By Liz Harper, American Forests

Citizen scientist in field
Citizen scientists can help in many ways, from taking pictures to volunteering in the field. Credit: Liz Harper

A common misconception about the field of science is that only highly trained professionals can engage in research and data analysis. But in fact, with the right guides, citizen scientists can be an incredible asset to the scientific community.

Citizen science, though it may initially sound like a contradiction, is the collaboration of everyday citizens and trained scientists to advance scientific knowledge. Citizen scientists can help the scientific community in myriad ways. The most common method is through data collection, but there are also opportunities for citizen scientists to engage in data analysis or even the development of research studies.

For scientists who don’t have the time or access to do research the way they want to, citizen scientists are stepping in to fill the gap.

Citizen science doesn’t have to involve committing large quantities of time to being part of a research team. It can be as simple as taking pictures over time to help scientists gauge habitat changes. That method has been used around the world, and its simplicity makes it easier for citizens to participate in the data collection.

Photo stations are set up in specific areas with signs that direct passerby to place their phone or camera in a bracket and snap a picture of the area being studied. They are then asked to share it with scientists, whether by email or by sharing the photo on social media using a specific hashtag. That hashtag is used for tracking purposes, and a quick search can bring up the photos for scientists to examine.

The San Francisco Bay Bird Observatory helped to create one such set up on Bair Island in California. The sign accompanying the photo stations explains that more than 30 species of plants have been planted there to encourage native plant communities.
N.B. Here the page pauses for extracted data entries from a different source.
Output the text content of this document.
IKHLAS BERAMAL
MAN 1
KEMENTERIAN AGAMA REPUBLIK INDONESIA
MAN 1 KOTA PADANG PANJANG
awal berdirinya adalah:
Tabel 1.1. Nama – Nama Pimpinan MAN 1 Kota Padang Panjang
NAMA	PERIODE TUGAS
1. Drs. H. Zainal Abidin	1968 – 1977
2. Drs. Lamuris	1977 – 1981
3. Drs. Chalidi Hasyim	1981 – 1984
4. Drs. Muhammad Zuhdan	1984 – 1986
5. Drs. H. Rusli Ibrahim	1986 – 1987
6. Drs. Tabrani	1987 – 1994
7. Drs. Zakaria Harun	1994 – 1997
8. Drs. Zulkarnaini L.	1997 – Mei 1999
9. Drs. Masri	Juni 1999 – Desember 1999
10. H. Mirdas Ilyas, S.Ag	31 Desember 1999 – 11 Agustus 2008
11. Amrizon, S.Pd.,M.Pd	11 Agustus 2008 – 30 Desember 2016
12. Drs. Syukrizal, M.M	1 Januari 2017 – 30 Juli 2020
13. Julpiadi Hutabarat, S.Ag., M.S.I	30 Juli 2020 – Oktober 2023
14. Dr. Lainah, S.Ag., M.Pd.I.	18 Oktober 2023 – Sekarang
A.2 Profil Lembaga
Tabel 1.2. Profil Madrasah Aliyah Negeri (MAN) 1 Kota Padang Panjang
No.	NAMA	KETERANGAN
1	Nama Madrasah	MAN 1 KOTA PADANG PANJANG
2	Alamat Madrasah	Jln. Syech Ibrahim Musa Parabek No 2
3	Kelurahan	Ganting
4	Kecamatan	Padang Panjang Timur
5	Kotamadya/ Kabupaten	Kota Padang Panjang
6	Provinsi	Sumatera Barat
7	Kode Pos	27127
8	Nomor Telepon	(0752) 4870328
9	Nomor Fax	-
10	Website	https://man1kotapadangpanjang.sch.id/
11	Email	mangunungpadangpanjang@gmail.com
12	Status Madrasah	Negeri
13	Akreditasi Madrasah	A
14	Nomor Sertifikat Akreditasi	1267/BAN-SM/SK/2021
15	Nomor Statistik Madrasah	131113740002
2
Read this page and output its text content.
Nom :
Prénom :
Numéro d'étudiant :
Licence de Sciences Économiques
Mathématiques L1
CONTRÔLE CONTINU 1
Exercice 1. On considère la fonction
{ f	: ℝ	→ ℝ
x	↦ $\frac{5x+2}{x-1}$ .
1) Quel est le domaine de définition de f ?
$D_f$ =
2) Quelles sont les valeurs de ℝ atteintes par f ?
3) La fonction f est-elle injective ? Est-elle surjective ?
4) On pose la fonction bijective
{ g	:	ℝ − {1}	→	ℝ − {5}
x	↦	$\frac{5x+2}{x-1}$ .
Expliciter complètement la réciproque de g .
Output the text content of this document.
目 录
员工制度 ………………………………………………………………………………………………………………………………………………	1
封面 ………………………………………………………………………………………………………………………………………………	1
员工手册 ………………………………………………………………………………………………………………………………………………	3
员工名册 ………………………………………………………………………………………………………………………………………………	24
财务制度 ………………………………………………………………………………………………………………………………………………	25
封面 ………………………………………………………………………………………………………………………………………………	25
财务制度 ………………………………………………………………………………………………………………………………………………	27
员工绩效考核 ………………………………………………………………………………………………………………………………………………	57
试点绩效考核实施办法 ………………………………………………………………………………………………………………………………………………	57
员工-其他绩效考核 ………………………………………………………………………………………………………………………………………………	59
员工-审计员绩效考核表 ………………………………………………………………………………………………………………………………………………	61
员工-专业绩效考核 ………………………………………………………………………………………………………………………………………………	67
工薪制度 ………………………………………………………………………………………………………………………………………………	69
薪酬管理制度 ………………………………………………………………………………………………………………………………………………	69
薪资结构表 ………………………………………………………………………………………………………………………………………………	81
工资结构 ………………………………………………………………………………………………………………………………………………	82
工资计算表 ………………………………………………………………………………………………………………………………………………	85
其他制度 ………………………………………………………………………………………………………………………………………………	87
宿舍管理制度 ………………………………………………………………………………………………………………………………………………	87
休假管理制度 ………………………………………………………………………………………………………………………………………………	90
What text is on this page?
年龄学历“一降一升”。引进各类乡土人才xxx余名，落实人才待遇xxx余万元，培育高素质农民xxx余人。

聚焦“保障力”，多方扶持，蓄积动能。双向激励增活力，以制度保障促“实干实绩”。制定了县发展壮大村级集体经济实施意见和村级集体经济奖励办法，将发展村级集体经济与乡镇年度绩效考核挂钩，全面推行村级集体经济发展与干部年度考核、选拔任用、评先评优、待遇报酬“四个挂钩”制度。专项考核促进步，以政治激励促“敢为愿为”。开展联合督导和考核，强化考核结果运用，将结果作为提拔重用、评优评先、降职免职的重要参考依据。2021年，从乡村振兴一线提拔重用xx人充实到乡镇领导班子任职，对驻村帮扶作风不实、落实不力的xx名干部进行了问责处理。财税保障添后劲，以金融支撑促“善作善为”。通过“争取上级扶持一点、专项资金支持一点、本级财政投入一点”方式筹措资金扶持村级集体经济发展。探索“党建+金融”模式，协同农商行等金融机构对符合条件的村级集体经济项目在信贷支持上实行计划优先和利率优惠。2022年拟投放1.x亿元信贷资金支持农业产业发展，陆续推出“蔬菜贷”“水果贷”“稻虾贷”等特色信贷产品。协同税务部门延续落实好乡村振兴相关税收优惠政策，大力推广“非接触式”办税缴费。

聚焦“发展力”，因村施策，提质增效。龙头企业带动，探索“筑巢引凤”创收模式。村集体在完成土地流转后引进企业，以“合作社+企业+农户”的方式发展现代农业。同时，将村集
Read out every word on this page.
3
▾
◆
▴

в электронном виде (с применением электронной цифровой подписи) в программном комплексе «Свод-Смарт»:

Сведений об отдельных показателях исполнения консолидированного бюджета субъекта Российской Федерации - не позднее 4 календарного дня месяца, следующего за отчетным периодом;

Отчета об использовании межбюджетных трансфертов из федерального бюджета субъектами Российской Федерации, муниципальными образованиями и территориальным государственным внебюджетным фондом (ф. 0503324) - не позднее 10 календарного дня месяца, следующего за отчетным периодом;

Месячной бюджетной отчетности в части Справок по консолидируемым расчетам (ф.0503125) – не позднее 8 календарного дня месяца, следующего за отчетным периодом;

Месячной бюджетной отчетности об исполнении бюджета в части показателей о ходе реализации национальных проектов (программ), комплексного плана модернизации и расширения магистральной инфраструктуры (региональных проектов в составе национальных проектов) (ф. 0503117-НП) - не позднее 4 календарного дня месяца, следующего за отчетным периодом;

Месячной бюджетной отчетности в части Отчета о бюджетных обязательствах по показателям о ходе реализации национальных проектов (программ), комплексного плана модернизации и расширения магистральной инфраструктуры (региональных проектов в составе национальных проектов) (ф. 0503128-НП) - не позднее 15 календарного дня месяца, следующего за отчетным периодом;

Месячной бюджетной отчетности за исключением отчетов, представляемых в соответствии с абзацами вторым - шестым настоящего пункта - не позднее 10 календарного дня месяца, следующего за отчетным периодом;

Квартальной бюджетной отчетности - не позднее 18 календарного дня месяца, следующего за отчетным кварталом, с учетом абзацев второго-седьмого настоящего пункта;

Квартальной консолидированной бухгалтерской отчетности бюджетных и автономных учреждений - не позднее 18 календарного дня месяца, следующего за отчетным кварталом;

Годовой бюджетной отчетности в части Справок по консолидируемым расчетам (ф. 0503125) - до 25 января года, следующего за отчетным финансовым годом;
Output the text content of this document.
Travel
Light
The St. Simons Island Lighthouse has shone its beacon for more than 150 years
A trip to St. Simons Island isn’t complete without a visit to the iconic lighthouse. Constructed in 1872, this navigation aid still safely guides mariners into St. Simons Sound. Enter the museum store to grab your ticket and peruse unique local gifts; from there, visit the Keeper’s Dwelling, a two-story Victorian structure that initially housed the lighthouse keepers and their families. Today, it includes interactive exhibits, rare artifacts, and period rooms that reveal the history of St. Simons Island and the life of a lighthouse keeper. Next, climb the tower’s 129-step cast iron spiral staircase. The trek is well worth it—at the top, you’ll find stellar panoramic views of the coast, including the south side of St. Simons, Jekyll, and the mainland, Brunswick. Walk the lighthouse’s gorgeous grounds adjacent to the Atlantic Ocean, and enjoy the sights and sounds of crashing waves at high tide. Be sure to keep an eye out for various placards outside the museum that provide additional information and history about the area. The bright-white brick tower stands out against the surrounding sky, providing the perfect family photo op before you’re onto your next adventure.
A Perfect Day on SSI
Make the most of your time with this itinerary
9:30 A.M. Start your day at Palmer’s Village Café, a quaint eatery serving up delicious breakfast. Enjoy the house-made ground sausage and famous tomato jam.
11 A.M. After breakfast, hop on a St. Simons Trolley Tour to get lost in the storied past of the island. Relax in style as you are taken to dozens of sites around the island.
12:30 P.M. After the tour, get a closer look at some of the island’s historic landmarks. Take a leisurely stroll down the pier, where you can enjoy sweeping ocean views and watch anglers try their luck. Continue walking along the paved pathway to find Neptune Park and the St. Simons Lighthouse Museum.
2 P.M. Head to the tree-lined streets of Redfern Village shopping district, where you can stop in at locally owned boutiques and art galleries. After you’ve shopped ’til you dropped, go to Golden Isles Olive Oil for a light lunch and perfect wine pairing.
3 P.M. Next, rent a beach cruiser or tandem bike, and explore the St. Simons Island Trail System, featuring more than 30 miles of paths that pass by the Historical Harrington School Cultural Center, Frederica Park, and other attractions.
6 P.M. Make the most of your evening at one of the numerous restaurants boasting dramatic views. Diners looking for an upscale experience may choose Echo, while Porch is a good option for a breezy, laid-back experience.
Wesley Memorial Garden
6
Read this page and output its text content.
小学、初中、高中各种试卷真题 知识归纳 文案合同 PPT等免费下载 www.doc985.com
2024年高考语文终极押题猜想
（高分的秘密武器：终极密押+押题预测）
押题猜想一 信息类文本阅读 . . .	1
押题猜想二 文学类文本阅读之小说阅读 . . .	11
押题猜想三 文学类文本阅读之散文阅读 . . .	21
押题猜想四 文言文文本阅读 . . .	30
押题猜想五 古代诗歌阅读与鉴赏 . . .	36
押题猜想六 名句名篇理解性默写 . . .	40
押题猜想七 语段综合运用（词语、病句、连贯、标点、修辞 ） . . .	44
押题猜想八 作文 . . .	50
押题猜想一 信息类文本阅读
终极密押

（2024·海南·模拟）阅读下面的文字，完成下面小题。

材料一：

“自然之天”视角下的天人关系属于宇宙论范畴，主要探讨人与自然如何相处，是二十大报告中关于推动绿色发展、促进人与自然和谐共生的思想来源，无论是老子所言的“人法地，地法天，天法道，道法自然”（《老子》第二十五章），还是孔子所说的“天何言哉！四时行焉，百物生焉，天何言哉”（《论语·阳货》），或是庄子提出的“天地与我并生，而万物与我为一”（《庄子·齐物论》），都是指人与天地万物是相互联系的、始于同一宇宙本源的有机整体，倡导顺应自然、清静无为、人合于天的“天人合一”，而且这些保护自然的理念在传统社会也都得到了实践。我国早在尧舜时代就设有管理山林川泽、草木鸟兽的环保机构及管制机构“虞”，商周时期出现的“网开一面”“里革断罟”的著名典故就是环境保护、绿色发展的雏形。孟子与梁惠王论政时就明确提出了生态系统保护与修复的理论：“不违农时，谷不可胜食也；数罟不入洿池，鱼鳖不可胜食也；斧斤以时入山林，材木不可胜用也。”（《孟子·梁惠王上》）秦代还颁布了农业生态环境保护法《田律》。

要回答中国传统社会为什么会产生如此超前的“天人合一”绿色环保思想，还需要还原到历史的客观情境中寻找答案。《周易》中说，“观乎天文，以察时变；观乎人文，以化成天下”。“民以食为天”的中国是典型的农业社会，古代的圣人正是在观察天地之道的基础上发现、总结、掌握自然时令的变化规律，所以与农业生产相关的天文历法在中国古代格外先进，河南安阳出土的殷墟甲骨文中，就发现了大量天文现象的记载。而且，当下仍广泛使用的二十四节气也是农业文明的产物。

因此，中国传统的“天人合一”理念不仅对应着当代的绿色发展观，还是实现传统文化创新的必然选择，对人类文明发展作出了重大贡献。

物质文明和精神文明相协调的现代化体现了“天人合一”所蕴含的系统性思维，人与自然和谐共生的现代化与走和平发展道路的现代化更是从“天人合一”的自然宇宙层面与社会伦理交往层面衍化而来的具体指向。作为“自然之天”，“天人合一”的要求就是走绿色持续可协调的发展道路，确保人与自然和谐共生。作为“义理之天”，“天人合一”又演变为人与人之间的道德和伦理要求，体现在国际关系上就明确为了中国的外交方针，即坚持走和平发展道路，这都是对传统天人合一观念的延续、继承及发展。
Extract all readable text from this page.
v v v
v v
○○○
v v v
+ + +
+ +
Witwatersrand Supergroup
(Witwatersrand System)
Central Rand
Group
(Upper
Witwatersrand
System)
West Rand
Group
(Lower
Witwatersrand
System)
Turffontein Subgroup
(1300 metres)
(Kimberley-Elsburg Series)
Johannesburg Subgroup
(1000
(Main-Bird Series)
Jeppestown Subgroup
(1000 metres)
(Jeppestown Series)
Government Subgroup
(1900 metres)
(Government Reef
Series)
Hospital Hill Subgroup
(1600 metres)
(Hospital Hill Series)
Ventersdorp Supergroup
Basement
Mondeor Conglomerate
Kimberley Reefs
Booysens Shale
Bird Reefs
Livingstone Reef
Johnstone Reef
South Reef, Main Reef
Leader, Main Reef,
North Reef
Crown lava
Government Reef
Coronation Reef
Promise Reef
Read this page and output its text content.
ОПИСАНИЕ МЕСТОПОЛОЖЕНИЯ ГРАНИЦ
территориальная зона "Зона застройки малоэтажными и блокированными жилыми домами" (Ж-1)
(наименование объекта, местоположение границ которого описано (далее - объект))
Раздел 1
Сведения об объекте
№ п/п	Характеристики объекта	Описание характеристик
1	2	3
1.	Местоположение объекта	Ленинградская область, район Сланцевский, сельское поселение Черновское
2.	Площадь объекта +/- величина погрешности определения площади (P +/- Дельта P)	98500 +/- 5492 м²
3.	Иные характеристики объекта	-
The photos will help researchers track the plants’ growth if posted on Twitter with the hashtag #RestoreBair2. A quick search shows the hashtag has been in use for over a year now.

Crowdsourcing information through people’s photos is an excellent way to help scientists and researchers keep tabs on the environment. But set ups such as those can be used to record a number of different things. They can track the evolution of restoration projects, as noted above. They can record the natural progression of reforestation for years after an area has been affected by wildfire. They can even be used at campgrounds to keep tabs on how the land around the campground is being affected by human traffic.

Such projects allow anyone who passes by to take part in a science project that will benefit the place and other people who use that space. Not all citizen science projects require you to stumble upon them, however. Research can be done from anywhere and everywhere. For those who are interested in investing more time and energy into citizen science, there are ways to get more deeply involved in specific research projects.

The Citizen Science Alliance develops and manages internet-based citizen science projects on its Zooniverse page, with goals such as classifying and identifying plant species. Anyone can create a project on the Zooniverse site. SciStarter is another database of vetted projects that anyone can choose to participate in. Their projects are meticulously organized so users can easily search for projects in their area that interest them.

The benefits of engaging in citizen science go beyond the satisfaction that comes from contributing to a research project. A 2014 study done by researchers at Duke University indicated that participating in citizen science increases overall environmental awareness and can lead to increased support for conservation efforts. Participants in citizen science projects were likely to share what they’d done and advocate for the cause to their family and friends.

By getting regular citizens and science enthusiasts involved in citizen science, scientists, citizens and the conservation community benefit.